Oklahoman: ObamaCare Discourages Work, Upward Mobility
Health care law winds up discouraging work, upward mobility
Economist’s study is damning
by The Oklahoman Editorial Board
BACKERS of Obamacare sometimes claim that increasing insurance coverage will make it easier for many citizens to achieve the American dream. Yet research by economist Casey B. Mulligan finds that Obamacare’s perverse incentives will effectively trap many people in part-time jobs and impede upward mobility.
In a paper done for the Mercatus Center at George Mason University, Mulligan studied how Obamacare’s taxes — both explicit and implicit — will affect workers. His conclusion: The so-called Affordable Care Act will ultimately reduce weekly employment per person by about 3 percent. That translates into roughly 4 million fewerfull-time-equivalent workers.

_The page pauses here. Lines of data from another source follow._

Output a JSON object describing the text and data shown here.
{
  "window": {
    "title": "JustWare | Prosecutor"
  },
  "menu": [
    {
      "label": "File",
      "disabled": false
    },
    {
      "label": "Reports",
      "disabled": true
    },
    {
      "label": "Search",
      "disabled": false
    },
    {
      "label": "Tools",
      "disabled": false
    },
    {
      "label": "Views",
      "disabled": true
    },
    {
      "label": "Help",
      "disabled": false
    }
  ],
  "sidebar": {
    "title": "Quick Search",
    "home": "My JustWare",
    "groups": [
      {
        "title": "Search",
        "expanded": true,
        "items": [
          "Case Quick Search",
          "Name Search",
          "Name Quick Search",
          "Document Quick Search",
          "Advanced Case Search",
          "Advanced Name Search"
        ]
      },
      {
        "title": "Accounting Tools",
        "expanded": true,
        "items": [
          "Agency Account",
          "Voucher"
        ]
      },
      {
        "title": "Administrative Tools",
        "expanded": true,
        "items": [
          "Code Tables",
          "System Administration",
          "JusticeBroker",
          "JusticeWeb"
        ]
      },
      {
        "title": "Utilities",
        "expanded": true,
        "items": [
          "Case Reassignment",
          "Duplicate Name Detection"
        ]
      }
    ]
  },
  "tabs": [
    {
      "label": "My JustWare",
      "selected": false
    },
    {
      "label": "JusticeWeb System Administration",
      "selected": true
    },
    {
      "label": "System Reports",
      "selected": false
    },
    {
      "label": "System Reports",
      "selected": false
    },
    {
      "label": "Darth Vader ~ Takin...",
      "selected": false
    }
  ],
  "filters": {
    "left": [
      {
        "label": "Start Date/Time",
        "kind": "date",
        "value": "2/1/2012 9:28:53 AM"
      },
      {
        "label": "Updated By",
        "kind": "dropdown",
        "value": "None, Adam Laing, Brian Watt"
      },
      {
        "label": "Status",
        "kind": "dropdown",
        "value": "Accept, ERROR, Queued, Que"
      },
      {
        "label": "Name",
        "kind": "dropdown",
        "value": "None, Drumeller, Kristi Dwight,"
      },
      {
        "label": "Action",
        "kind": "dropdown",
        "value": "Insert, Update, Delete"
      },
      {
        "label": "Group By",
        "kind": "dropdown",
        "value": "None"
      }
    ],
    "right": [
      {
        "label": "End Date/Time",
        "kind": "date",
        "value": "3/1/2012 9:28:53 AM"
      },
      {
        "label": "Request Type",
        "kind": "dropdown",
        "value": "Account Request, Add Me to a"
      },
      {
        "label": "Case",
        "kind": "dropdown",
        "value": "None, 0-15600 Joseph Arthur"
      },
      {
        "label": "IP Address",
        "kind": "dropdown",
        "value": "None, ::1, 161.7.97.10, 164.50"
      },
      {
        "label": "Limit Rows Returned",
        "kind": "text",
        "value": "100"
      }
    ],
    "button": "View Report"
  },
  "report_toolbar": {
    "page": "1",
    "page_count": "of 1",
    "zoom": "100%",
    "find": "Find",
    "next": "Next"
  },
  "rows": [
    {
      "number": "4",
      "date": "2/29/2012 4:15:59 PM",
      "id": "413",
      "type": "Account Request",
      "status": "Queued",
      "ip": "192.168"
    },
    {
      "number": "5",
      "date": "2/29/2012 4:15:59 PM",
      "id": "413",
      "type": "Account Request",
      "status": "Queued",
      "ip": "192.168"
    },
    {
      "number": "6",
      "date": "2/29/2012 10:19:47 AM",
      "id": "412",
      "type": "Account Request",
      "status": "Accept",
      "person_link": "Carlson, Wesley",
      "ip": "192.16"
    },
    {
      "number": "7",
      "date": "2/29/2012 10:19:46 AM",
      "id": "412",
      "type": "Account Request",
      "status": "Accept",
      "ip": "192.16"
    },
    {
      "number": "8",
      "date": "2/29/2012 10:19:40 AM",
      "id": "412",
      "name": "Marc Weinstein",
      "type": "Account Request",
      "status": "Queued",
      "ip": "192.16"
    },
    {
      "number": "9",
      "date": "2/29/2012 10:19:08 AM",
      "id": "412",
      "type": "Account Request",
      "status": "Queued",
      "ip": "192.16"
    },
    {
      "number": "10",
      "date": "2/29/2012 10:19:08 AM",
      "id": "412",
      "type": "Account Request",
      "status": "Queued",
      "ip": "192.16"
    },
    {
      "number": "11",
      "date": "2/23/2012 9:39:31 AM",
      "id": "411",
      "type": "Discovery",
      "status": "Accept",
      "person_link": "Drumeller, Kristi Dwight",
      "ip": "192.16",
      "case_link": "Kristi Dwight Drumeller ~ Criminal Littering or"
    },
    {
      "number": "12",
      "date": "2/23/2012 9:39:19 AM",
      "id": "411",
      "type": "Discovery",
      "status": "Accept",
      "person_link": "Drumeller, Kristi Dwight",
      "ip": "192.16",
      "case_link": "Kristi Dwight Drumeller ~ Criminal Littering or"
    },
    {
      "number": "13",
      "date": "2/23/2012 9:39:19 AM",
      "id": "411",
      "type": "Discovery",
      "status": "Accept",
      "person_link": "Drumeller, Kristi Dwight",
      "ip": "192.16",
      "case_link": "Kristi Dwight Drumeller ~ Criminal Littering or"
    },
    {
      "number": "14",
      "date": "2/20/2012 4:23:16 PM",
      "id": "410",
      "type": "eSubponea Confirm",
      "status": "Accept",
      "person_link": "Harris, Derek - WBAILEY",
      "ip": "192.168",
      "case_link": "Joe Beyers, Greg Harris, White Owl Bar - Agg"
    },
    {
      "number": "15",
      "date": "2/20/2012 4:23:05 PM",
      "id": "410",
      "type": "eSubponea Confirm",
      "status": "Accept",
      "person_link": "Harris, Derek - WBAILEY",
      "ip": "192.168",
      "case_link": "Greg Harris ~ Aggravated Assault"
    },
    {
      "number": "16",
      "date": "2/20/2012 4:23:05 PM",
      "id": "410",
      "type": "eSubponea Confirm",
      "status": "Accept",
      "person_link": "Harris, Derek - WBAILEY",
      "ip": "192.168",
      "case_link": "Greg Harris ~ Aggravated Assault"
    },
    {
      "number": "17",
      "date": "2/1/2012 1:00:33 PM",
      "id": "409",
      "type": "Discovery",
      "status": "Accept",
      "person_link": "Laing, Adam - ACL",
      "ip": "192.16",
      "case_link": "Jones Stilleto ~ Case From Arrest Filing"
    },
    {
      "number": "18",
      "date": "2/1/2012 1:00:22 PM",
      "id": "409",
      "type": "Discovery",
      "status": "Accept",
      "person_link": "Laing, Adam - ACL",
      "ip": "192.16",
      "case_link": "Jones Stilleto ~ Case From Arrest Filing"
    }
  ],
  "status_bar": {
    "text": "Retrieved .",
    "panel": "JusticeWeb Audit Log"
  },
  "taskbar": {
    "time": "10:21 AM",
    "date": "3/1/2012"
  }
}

Mulligan notes that three major provisions of Obamacare “introduce incentives to change the workweek” with two provisions particularly influencing workers’ behavior. One of those provisions makes employees ineligible for government insurance subsidies if a business offers coverage to full-time workers. “This is, in effect, an implicit tax on full-time employment,” Mulligan writes. “The forgone subsidies include cost-sharing assistance — federal dollars that reduce a family’s health insurance deductibles and copayments — as well as premium assistance administered through the federal personal income tax. Altogether, these subsidies can easily be worth more than $10,000 per year.”
The other Obamacare provision affecting workers’ behavior reduces subsidies as income increases. As a result, a worker earning additional income will not only face increased federal and state income tax liabilities, but also the loss of insurance subsidies. “Like any additional marginal earnings tax, this implicit tax can reduce hours worked,” Mulligan notes.